Reputation: 4747
I have an ETL process that I am implementing using Pentaho Kettle (Spoon). Everything is working fine, except that I can't insert the generated data into my ElasticSearch remote server. I tried using Kettle's component "Elastic Search Bulk Insert", but Kettle can't find my Elastic Search nodes (as it can be seen here) . Is there any reliable way to add a lot of information to my ES server? Solutions with kettle or independent scripts/plugins/etc are accepted, the only constraint is that The ETL process will run in a different machine from Elastic Search. Kettle has a custom Java script element that could also be used.

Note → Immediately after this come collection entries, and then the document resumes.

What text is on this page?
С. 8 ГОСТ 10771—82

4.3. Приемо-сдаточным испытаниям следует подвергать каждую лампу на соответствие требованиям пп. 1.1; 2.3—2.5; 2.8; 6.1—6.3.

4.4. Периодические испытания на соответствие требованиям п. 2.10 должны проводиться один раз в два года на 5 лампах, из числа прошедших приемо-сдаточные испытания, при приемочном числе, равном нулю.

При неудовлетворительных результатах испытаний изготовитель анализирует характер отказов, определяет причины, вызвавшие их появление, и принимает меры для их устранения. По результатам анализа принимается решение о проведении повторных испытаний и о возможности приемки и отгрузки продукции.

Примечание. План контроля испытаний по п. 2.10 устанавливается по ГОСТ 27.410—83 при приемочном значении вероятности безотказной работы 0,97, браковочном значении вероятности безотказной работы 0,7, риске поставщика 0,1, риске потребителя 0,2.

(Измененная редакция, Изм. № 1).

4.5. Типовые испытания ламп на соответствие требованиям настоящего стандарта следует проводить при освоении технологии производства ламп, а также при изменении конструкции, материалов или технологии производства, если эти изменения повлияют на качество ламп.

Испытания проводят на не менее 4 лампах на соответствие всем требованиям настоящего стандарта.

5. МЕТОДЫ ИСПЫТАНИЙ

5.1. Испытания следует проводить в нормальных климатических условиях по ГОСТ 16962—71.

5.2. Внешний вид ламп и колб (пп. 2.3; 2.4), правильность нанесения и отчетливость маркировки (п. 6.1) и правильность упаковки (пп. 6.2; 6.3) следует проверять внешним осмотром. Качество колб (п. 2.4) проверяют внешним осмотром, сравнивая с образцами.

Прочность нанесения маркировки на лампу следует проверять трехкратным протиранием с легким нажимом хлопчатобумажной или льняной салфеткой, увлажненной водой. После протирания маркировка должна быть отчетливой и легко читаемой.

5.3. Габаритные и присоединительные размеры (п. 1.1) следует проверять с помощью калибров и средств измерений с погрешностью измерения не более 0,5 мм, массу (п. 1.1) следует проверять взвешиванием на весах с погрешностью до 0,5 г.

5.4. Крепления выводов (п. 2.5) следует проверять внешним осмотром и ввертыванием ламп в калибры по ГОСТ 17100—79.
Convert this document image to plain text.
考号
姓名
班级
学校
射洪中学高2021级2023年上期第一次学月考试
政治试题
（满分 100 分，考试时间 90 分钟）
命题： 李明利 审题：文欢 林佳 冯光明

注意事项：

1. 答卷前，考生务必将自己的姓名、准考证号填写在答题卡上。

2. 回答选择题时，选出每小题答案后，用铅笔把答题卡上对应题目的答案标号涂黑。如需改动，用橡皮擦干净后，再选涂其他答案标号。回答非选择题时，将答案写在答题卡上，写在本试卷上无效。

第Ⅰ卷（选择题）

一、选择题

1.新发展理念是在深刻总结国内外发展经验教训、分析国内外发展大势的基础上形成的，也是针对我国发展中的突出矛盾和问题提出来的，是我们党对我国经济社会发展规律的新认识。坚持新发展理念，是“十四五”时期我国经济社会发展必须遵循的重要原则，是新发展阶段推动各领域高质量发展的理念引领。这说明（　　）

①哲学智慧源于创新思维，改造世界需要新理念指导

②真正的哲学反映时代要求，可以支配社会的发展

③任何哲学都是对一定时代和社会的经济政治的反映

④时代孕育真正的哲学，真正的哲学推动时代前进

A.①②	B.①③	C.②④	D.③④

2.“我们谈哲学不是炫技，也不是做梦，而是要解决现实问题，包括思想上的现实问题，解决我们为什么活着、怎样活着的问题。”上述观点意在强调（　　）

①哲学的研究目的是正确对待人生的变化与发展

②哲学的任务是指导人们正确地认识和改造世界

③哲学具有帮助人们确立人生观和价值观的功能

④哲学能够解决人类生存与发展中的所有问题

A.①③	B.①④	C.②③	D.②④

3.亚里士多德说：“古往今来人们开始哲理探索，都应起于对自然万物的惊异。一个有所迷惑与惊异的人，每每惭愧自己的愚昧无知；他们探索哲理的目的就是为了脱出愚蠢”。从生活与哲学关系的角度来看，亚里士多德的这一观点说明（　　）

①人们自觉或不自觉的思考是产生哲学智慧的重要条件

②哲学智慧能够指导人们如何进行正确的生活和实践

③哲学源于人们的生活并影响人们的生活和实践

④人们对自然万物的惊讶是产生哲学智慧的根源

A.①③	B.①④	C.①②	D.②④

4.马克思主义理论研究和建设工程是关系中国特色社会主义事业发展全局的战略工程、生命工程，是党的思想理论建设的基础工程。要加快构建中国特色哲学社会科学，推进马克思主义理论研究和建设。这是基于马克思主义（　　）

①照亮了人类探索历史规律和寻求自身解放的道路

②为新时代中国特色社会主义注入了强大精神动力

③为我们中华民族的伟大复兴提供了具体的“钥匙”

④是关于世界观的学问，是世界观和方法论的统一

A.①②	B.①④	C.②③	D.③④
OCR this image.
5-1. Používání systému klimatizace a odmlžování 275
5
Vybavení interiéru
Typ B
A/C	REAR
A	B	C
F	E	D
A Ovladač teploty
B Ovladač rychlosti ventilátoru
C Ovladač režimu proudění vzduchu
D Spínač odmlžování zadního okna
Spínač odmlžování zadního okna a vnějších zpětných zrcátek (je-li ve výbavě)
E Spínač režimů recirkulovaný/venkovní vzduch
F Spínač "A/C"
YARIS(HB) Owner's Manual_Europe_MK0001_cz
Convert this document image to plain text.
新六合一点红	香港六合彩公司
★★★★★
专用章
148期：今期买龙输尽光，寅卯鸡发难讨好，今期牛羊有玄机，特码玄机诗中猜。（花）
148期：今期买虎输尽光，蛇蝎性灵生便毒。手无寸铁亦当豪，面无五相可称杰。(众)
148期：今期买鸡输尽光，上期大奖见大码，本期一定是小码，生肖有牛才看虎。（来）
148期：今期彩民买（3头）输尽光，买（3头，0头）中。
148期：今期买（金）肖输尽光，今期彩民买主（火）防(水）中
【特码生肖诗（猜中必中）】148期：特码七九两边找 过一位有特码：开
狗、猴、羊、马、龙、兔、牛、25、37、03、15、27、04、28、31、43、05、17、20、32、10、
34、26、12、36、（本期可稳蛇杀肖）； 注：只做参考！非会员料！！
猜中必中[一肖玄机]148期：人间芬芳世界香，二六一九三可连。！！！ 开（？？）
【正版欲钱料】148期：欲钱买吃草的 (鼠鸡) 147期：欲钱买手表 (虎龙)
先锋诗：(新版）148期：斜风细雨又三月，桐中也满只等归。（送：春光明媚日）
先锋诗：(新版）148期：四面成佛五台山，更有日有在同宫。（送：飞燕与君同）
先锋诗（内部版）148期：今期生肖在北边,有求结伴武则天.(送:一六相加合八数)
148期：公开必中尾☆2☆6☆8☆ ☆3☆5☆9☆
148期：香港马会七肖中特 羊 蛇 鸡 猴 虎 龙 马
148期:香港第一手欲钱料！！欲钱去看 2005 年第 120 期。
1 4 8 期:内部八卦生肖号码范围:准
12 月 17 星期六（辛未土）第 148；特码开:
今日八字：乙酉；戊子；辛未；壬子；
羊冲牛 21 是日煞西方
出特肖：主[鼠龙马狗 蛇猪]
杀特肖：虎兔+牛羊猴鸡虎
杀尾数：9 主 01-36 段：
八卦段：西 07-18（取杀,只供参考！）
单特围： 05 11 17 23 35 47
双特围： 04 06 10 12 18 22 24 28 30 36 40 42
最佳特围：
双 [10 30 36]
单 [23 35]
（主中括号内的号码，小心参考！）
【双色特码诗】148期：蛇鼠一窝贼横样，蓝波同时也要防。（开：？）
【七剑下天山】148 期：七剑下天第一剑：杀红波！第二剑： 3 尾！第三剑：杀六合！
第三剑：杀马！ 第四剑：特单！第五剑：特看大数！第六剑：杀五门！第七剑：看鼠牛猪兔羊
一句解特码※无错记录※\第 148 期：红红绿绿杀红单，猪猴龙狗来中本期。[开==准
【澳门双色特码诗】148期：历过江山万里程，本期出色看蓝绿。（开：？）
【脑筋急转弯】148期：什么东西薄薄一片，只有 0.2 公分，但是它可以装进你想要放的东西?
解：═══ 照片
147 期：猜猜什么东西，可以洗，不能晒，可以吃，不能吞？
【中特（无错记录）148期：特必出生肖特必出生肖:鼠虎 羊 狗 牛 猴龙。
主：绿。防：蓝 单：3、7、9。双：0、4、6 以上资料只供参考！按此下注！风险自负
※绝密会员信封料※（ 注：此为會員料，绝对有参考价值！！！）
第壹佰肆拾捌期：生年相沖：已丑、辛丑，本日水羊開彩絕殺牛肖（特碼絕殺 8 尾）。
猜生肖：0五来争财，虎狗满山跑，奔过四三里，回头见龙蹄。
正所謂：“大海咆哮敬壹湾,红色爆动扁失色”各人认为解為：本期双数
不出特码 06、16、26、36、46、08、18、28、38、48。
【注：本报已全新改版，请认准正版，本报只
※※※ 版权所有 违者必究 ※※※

EDIT: I found out that Pentaho is using a very old version of elastic search (0.16.3), I am trying to find a way to update it. No luck until now...
Upvotes: 2
Views: 6475
Reputation: 11
One common mistake in this context is copying elasticsearch-6.4.2.jar to \data-integration\lib. This is unnecessary and counterproductive.
Steps:
Settings: cluster.name my_cluster_name // from elasticsearch.yml
PDI 8.2 or 8.3 or 9.0
Elasticsearch ver 6.4.2
Upvotes: 1
Reputation: 79
Current PDI(6.0.1) release support elasticsearch 1.5.4,
if someone needs to latest elasticsearch 2.2 working plugin for PDI 6.*
U can download the it, I tested it working with 2.2
https://drive.google.com/file/d/0B0hgGtBdLOBMbWtfVVFnTE1uVmM/view?usp=sharing
Upvotes: 0
Reputation: 164
First you should know your Elastic Search Server configuration. Open elasticsearch.yml file under your Elasticsearch server and copy IP Address, transport.tcp.port and cluster.name values.
Come back to your Kettle, open "ElasticSearch Bulk Insert" task. Add "culster.name" in the [Settings] tab, and IP addres and tcp.port in [Servers] tab. Then try "Test Connection". it should works.
Upvotes: 1
Reputation: 31
I changed the dependent jar from elasticsearch-0.16.3.jar
to elasticsearch-1.6.0.jar
(it also needs lucene-core-4.10.4.jar
), copied 'ElasticSearchBulk' (with some help) as a new plugin or modify the source code, because some of the locations of the elasticsearch package have changed (removing the wrong package import, then adding the correct). Finally, it is working well with elasticsearch1.6.
Upvotes: 2
Reputation: 3294
elasticsearch is a RESTful search engine so i use the REST Client kettle step. All you have to do is to follow the rest standarts for insertion rows into your remote elasticsearch server. it works well.
Upvotes: 2